水産拠点としての「三国港市場」で朝市を開催したい!
当たり前にあり続けると思っていた「市場」が消える?
福井県坂井市の「三国港市場」は、北前船交易の寄港地として古くから繁栄してきた三国港に位置する、市内唯一の市場です。
三国港では、ブランドガニとして全国的にも知名度の高い「越前がに」や、ぷりぷりとした食感とねっとりとした濃厚な甘みが特徴的な「甘えび」など、良質で新鮮な海産物が水揚げされます。
坂井市の水産業を支え続けてきた三国港市場ですが、今、存続が危ぶまれています。
良質な海産物が揚がる三国港市場ですが、取扱魚種や水揚げ量の少なさから海産物を売買する市場としての魅力が低く、また漁業者にとっても高値で取引されない市場として認識され、三国港沿岸で漁獲した海産物もより高く売れる他の市場へ流出するという「負の連鎖」が大きな問題となっています。
漁業者も、地元の魚を地元の人たちや地元を訪れた人に食べてもらい、漁師町三国としてまちを盛り上げたいという想いがあるものの、生計を立てるためには他の市場へ漁獲物を流出させる他なく、理想と現実の差に苦しい想いを抱えています。
このような中で、三国港市場の開設・卸売りを担ってきた福井県漁連も市場からの撤退と他市場との統合を計画しており、三国港市場の消滅もささやかれるようになりました。
三国港市場の消滅は、皇室献上品となるほどの良質な三国港ブランド「越前がに」などの消滅も意味し、水産業のみならず、観光・商業への影響も甚大なものとなることが予想されます。
この危機を脱し、水産拠点である三国港市場を存続させるため、地元漁協の出資により一般社団法人三国港市場が設立され、県漁連に代わる市場の開設と賑わい創出に乗り出しました。その取り組みの一つが、朝市と三国港産水産物を使用した朝市食堂の開催です。
しかしながら、この朝市と朝市食堂を継続していくための運営費用は、一般社団法人三国港市場の収益や各事業者などの朝市への出店費用だけで運営するには厳しい状況にあります。
市民や観光客に愛される「食と観光の交流拠点」にしたい!
いただいた寄附金を活用し、現在開催している日曜朝市と朝市食堂をさらに充実させます。
具体的には、朝市開催のための店舗数拡大に向けた募集・管理にかかる経費の他、より観光客や市民に足を運んでもらいやすくなるようホームページ・SNSを活用した集客PRの拡充、また旬の水産物をPRするためのイベント開催費・会場警備費、訪れた人の満足度をより高めるために朝市食堂で提供するメニューの考案や食材の仕入れ、衛生管理などのためのコンサル費用に活用します。
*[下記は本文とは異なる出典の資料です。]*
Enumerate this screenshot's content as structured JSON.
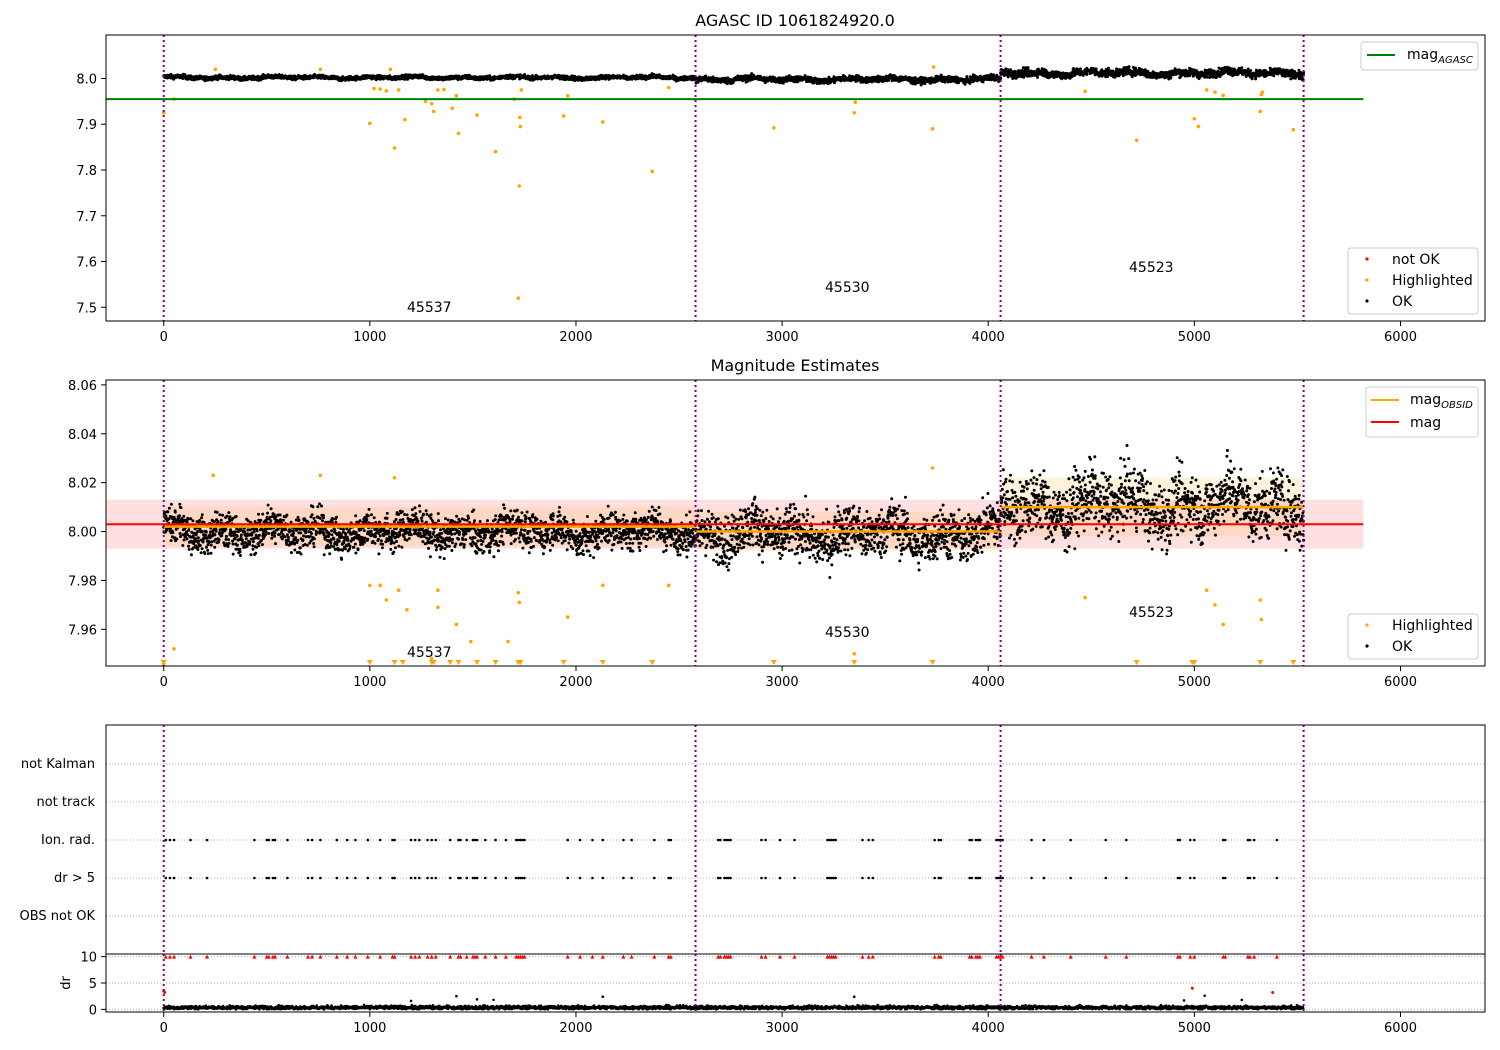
{
  "chart_data": [
    {
      "type": "scatter",
      "title": "AGASC ID 1061824920.0",
      "xlim": [
        -280,
        6410
      ],
      "ylim": [
        7.47,
        8.095
      ],
      "xticks": [
        0,
        1000,
        2000,
        3000,
        4000,
        5000,
        6000
      ],
      "xtick_labels": [
        "0",
        "1000",
        "2000",
        "3000",
        "4000",
        "5000",
        "6000"
      ],
      "yticks": [
        7.5,
        7.6,
        7.7,
        7.8,
        7.9,
        8.0
      ],
      "ytick_labels": [
        "7.5",
        "7.6",
        "7.7",
        "7.8",
        "7.9",
        "8.0"
      ],
      "obs_boundaries": [
        0,
        2580,
        4060,
        5530
      ],
      "series": [
        {
          "name": "not OK",
          "color": "#ff0000",
          "marker": "dot",
          "points": []
        },
        {
          "name": "Highlighted",
          "color": "#ffa500",
          "marker": "dot",
          "points": [
            [
              0,
              7.925
            ],
            [
              50,
              7.955
            ],
            [
              250,
              8.02
            ],
            [
              760,
              8.02
            ],
            [
              1000,
              7.902
            ],
            [
              1020,
              7.978
            ],
            [
              1050,
              7.977
            ],
            [
              1080,
              7.973
            ],
            [
              1100,
              8.02
            ],
            [
              1120,
              7.848
            ],
            [
              1140,
              7.975
            ],
            [
              1170,
              7.91
            ],
            [
              1270,
              7.95
            ],
            [
              1300,
              7.945
            ],
            [
              1310,
              7.928
            ],
            [
              1330,
              7.975
            ],
            [
              1360,
              7.976
            ],
            [
              1400,
              7.935
            ],
            [
              1420,
              7.962
            ],
            [
              1430,
              7.88
            ],
            [
              1520,
              7.92
            ],
            [
              1610,
              7.84
            ],
            [
              1700,
              7.955
            ],
            [
              1720,
              7.52
            ],
            [
              1725,
              7.765
            ],
            [
              1728,
              7.915
            ],
            [
              1730,
              7.895
            ],
            [
              1735,
              7.975
            ],
            [
              1940,
              7.918
            ],
            [
              1960,
              7.962
            ],
            [
              2130,
              7.905
            ],
            [
              2370,
              7.797
            ],
            [
              2450,
              7.98
            ],
            [
              2960,
              7.892
            ],
            [
              3350,
              7.925
            ],
            [
              3355,
              7.948
            ],
            [
              3730,
              7.89
            ],
            [
              3735,
              8.025
            ],
            [
              4470,
              7.972
            ],
            [
              4720,
              7.865
            ],
            [
              5000,
              7.912
            ],
            [
              5020,
              7.895
            ],
            [
              5060,
              7.975
            ],
            [
              5100,
              7.97
            ],
            [
              5140,
              7.963
            ],
            [
              5320,
              7.928
            ],
            [
              5325,
              7.965
            ],
            [
              5330,
              7.97
            ],
            [
              5480,
              7.888
            ]
          ]
        },
        {
          "name": "OK",
          "color": "#000000",
          "marker": "dot"
        }
      ],
      "hlines": [
        {
          "name": "mag_AGASC",
          "value": 7.955,
          "color": "#008000",
          "xmin": -280,
          "xmax": 5820
        }
      ],
      "segments": [
        {
          "x0": 0,
          "x1": 2580,
          "base": 8.002,
          "amp": 0.006
        },
        {
          "x0": 2580,
          "x1": 4060,
          "base": 7.998,
          "amp": 0.009
        },
        {
          "x0": 4060,
          "x1": 5530,
          "base": 8.012,
          "amp": 0.012
        }
      ],
      "annotations": [
        {
          "text": "45537",
          "x": 1290,
          "y": 7.497
        },
        {
          "text": "45530",
          "x": 3310,
          "y": 7.54
        },
        {
          "text": "45523",
          "x": 4790,
          "y": 7.583
        }
      ],
      "legend": {
        "position": "upper right",
        "entries": [
          "mag_AGASC"
        ]
      },
      "legend2": {
        "position": "lower right",
        "entries": [
          "not OK",
          "Highlighted",
          "OK"
        ]
      }
    },
    {
      "type": "scatter",
      "title": "Magnitude Estimates",
      "xlim": [
        -280,
        6410
      ],
      "ylim": [
        7.945,
        8.062
      ],
      "xticks": [
        0,
        1000,
        2000,
        3000,
        4000,
        5000,
        6000
      ],
      "xtick_labels": [
        "0",
        "1000",
        "2000",
        "3000",
        "4000",
        "5000",
        "6000"
      ],
      "yticks": [
        7.96,
        7.98,
        8.0,
        8.02,
        8.04,
        8.06
      ],
      "ytick_labels": [
        "7.96",
        "7.98",
        "8.00",
        "8.02",
        "8.04",
        "8.06"
      ],
      "obs_boundaries": [
        0,
        2580,
        4060,
        5530
      ],
      "mag": {
        "value": 8.003,
        "band": [
          7.993,
          8.013
        ],
        "xmin": -280,
        "xmax": 5820,
        "color": "#ff0000"
      },
      "mag_obsid": [
        {
          "x0": 0,
          "x1": 2580,
          "value": 8.002,
          "band": [
            7.994,
            8.01
          ]
        },
        {
          "x0": 2580,
          "x1": 4060,
          "value": 8.0,
          "band": [
            7.992,
            8.008
          ]
        },
        {
          "x0": 4060,
          "x1": 5530,
          "value": 8.01,
          "band": [
            7.998,
            8.022
          ]
        }
      ],
      "segments": [
        {
          "x0": 0,
          "x1": 2580,
          "base": 8.0,
          "amp": 0.008
        },
        {
          "x0": 2580,
          "x1": 4060,
          "base": 7.999,
          "amp": 0.011
        },
        {
          "x0": 4060,
          "x1": 5530,
          "base": 8.011,
          "amp": 0.014
        }
      ],
      "highlighted": [
        [
          0,
          7.946
        ],
        [
          50,
          7.952
        ],
        [
          240,
          8.023
        ],
        [
          760,
          8.023
        ],
        [
          1000,
          7.978
        ],
        [
          1050,
          7.978
        ],
        [
          1080,
          7.972
        ],
        [
          1120,
          8.022
        ],
        [
          1140,
          7.976
        ],
        [
          1180,
          7.968
        ],
        [
          1300,
          7.948
        ],
        [
          1330,
          7.976
        ],
        [
          1330,
          7.969
        ],
        [
          1420,
          7.962
        ],
        [
          1490,
          7.955
        ],
        [
          1670,
          7.955
        ],
        [
          1720,
          7.975
        ],
        [
          1725,
          7.971
        ],
        [
          1960,
          7.965
        ],
        [
          2130,
          7.978
        ],
        [
          2450,
          7.978
        ],
        [
          3350,
          7.95
        ],
        [
          3730,
          8.026
        ],
        [
          4470,
          7.973
        ],
        [
          5060,
          7.976
        ],
        [
          5100,
          7.97
        ],
        [
          5140,
          7.962
        ],
        [
          5320,
          7.972
        ],
        [
          5325,
          7.964
        ]
      ],
      "below_range_markers": [
        0,
        1000,
        1120,
        1160,
        1300,
        1310,
        1390,
        1430,
        1520,
        1610,
        1720,
        1730,
        1940,
        2130,
        2370,
        2960,
        3350,
        3730,
        4720,
        4990,
        5000,
        5320,
        5480
      ],
      "series": [
        {
          "name": "mag_OBSID",
          "color": "#ffa500"
        },
        {
          "name": "mag",
          "color": "#ff0000"
        },
        {
          "name": "Highlighted",
          "color": "#ffa500"
        },
        {
          "name": "OK",
          "color": "#000000"
        }
      ],
      "annotations": [
        {
          "text": "45537",
          "x": 1290,
          "y": 7.948
        },
        {
          "text": "45530",
          "x": 3310,
          "y": 7.956
        },
        {
          "text": "45523",
          "x": 4790,
          "y": 7.965
        }
      ],
      "legend": {
        "position": "upper right",
        "entries": [
          "mag_OBSID",
          "mag"
        ]
      },
      "legend2": {
        "position": "lower right",
        "entries": [
          "Highlighted",
          "OK"
        ]
      }
    },
    {
      "type": "scatter",
      "title": "",
      "categories": [
        "not Kalman",
        "not track",
        "Ion. rad.",
        "dr > 5",
        "OBS not OK"
      ],
      "xlim": [
        -280,
        6410
      ],
      "obs_boundaries": [
        0,
        2580,
        4060,
        5530
      ],
      "flag_x": [
        10,
        30,
        50,
        130,
        210,
        440,
        500,
        510,
        530,
        540,
        600,
        700,
        720,
        760,
        840,
        890,
        930,
        990,
        1050,
        1110,
        1120,
        1200,
        1220,
        1240,
        1280,
        1300,
        1320,
        1390,
        1430,
        1440,
        1470,
        1500,
        1510,
        1520,
        1560,
        1610,
        1660,
        1710,
        1720,
        1730,
        1740,
        1750,
        1960,
        2020,
        2080,
        2130,
        2230,
        2270,
        2380,
        2450,
        2460,
        2690,
        2700,
        2720,
        2730,
        2740,
        2750,
        2900,
        2920,
        2990,
        3060,
        3220,
        3230,
        3240,
        3250,
        3260,
        3390,
        3420,
        3440,
        3740,
        3760,
        3770,
        3910,
        3920,
        3940,
        3950,
        3960,
        4040,
        4050,
        4060,
        4070,
        4210,
        4270,
        4400,
        4570,
        4670,
        4920,
        4930,
        4980,
        5000,
        5140,
        5150,
        5260,
        5270,
        5290,
        5400
      ]
    },
    {
      "type": "scatter",
      "title": "",
      "ylabel": "dr",
      "xlim": [
        -280,
        6410
      ],
      "ylim": [
        -0.5,
        10.5
      ],
      "xticks": [
        0,
        1000,
        2000,
        3000,
        4000,
        5000,
        6000
      ],
      "xtick_labels": [
        "0",
        "1000",
        "2000",
        "3000",
        "4000",
        "5000",
        "6000"
      ],
      "yticks": [
        0,
        5,
        10
      ],
      "ytick_labels": [
        "0",
        "5",
        "10"
      ],
      "obs_boundaries": [
        0,
        2580,
        4060,
        5530
      ],
      "dr_red": [
        [
          0,
          3.5
        ],
        [
          5,
          3.2
        ],
        [
          4990,
          4.0
        ],
        [
          5380,
          3.2
        ]
      ],
      "dr_spikes": [
        [
          1200,
          1.6
        ],
        [
          1420,
          2.5
        ],
        [
          1520,
          1.9
        ],
        [
          1600,
          1.8
        ],
        [
          2130,
          2.4
        ],
        [
          3350,
          2.4
        ],
        [
          4950,
          1.7
        ],
        [
          5050,
          2.6
        ],
        [
          5230,
          1.8
        ]
      ]
    }
  ]
}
現在も高い人気を誇る、朝市で購入した商品をその場で炭火焼きができる「炭火焼きコーナー」や旬の海産物を使用した海鮮汁とごはんを提供する朝市食堂の充実をはじめ、鮮魚や干物はもちろん、汐ウニなど水産加工品や地元事業者手作りの弁当・総菜・菓子など、坂井市のおいしいものをさらにバラエティー豊かに集めて朝市で販売していきます。
負の連鎖を賑わいの好循環へ!
朝市の賑わいは、朝市を開催する三国港市場全体のブランド力アップと自走力アップにつながります。朝市で提供される地元の海産物を多くの消費者に味わっていただくことで、「三国港の海産物は新鮮で美味しい!」という価値に気付いていただき、朝市はもちろん、県内外のスーパーなどで三国の海産物を選んで購入する消費者が増えていきます。
三国港の海産物の需要が高まることで、市場としての価値や買受業者による海産物の買取価格が上がり、一般社団法人三国港市場の収益で朝市を運営していくことができるようになります。市場という閉鎖的だった場所に、誰もが訪れることのできる朝市という仕掛けを組み入れることで、負の連鎖をブランド力・自走力アップの好循環に置き換え、漁師町を訪れた観光客はもちろん、市民に愛される食・観光の交流地点の創出を目指します。
魚価の向上をもたらすとともに、漁業者自身の努力により朝市と朝市食堂が賑わいをみせることで、朝市に出店する漁業者や朝市を訪れる「ひと」、水産業はもちろん関係する「しごと」の活性化により、三国港市場を取り巻く「まち」全体に賑わいを波及させます。
いただいた寄附金は朝市・朝市食堂の運営に活用します!
朝市開設事業(運営費など)
※当事業は5か年計画で実施する予定であり、今回の募集では事業計画の一部に相当する金額を募ります。